FAR FROM HOME plays much like an exotic spy movie with teenage hormones. We see gorgeous sights like Prague, London, Venice, and The Netherlands all while Peter Parker juggles Nick Fury’s super hero assignments and his own dilemma with finally telling MJ his feelings for her. What makes the latter work is that Zendaya’s “MJ” character has been given a dramatic overhaul from a “woke feminist” strawman into a “quirky weird girl conspiracy nut”. In the first film it was hard to sympathize or even relate to how Peter could be attracted to her, but this film it seems wholly believable. They share a goofy, awkward, chemistry that makes them work and by extension makes the film work. They never reach the heights of THE AMAZING SPIDER-MAN (2011) or it’s 2014 sequel which had both films built entirely around the romance of Peter Parker (Andrew Garfield) and doomed lover Gwen Stacy (Emma Stone) but it's a vast improvement from HOMECOMING.

The action this time around isn't a lazy CGI mess, and I found myself in love with Spider-Man's new black and red costume, a huge mark up from the glossy computer generated laziness of the “Iron Spider” suit he wore in the recent Avengers films. There's one knockout scene where Spider-Man faces Jake Gyllenhaal's villainous Mysterio in an illusionary dreamscape which has some of the Marvel Cinematic Universe's best visuals since DOCTOR STRANGE in 2016. This is rivaled in this film only by Spider-Man's scene on the skybridge with Mysterio where his Spider-Sense (Peter Tingle, here) awakens.

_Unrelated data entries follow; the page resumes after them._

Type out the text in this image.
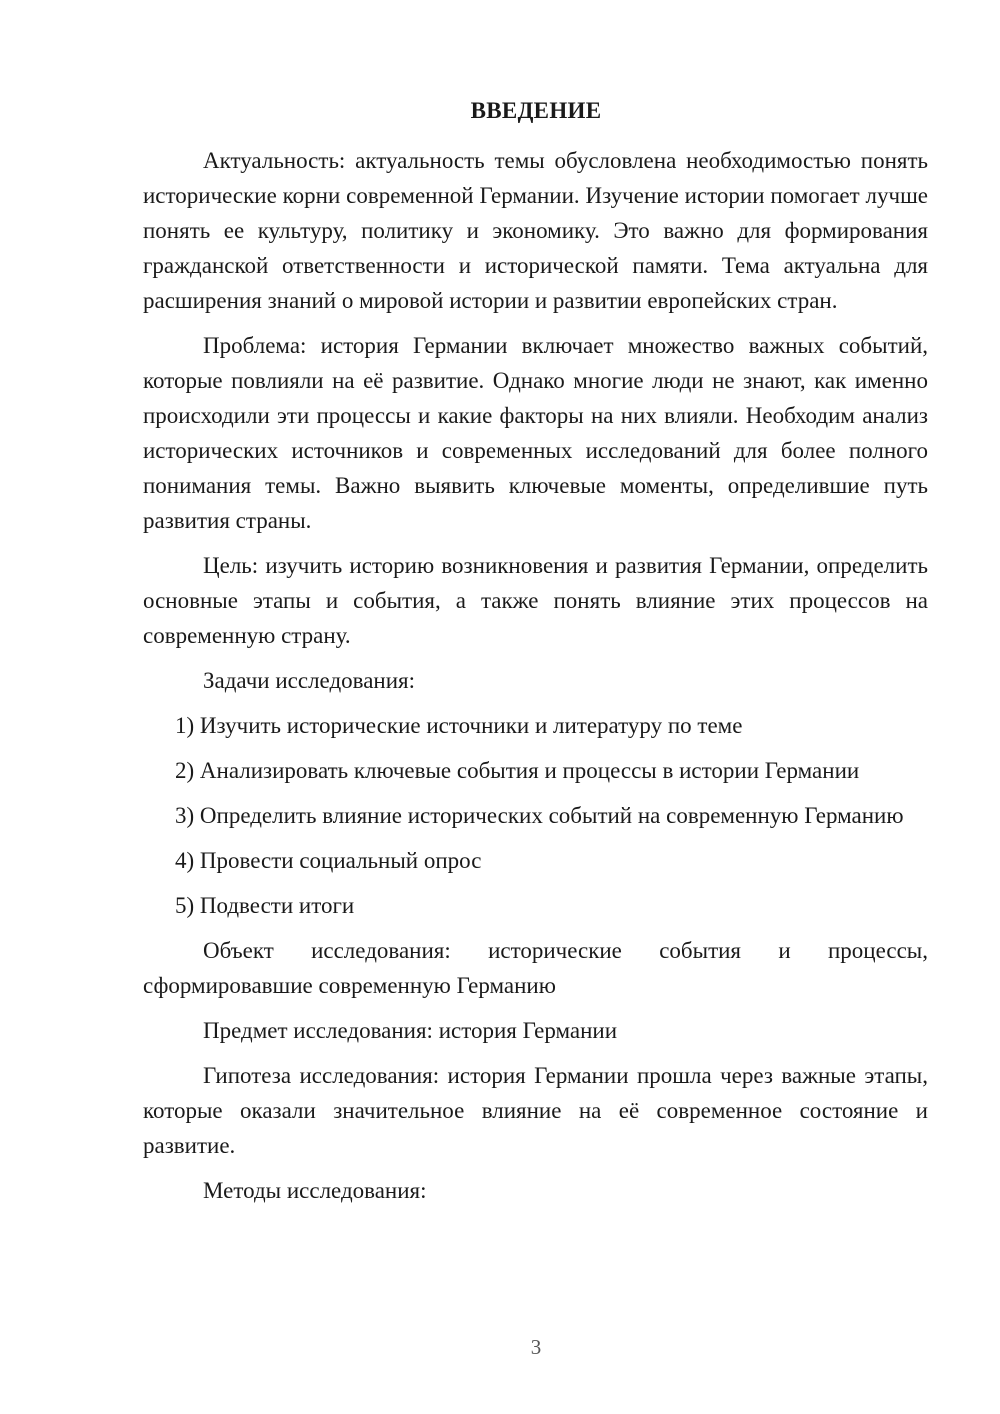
ВВЕДЕНИЕ

Актуальность: актуальность темы обусловлена необходимостью понять исторические корни современной Германии. Изучение истории помогает лучше понять ее культуру, политику и экономику. Это важно для формирования гражданской ответственности и исторической памяти. Тема актуальна для расширения знаний о мировой истории и развитии европейских стран.

Проблема: история Германии включает множество важных событий, которые повлияли на её развитие. Однако многие люди не знают, как именно происходили эти процессы и какие факторы на них влияли. Необходим анализ исторических источников и современных исследований для более полного понимания темы. Важно выявить ключевые моменты, определившие путь развития страны.

Цель: изучить историю возникновения и развития Германии, определить основные этапы и события, а также понять влияние этих процессов на современную страну.

Задачи исследования:

1) Изучить исторические источники и литературу по теме

2) Анализировать ключевые события и процессы в истории Германии

3) Определить влияние исторических событий на современную Германию

4) Провести социальный опрос

5) Подвести итоги

Объект исследования: исторические события и процессы, сформировавшие современную Германию

Предмет исследования: история Германии

Гипотеза исследования: история Германии прошла через важные этапы, которые оказали значительное влияние на её современное состояние и развитие.

Методы исследования:

3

The film does have pitfalls with the two chaperone characters who aren't as funny as the writer thinks they are, and there's the obvious eye-roll at Mysterio being a villain born of Tony Stark just like The Vulture from the first film. The movie, though, does a good job at finally telling the audience (and Peter) that they need to move away from Iron Man.

One scene in particular finally kicks Peter's ass into gear as he stares, watery-eyed and defeated, at Happy Hogan (John Favreu) and explains he's “not Iron Man” to which Happy replies no, he's not, and he never will be. It seems, after one solo film and 3 appearances, Spider-Man is finally “Spider-Man” instead of “Iron Boy”.

The film's ending suggests a bold direction that the third film could go in, as Peter's world is finally turned upside down, seemingly because the writers have embraced Peter Parker's nature as an unlucky character that gets beat down by life at every turn, but still retaining an optimistic and heroic outlook. In HOMECOMING Peter never suffered, negating the core value of Peter Parker. In this, Peter faces moments of crisis that are peppered throughout, only to culminate with him thinking he's finally got everything figured out...until the rug gets yanked from him, sending he web slinger into free fall.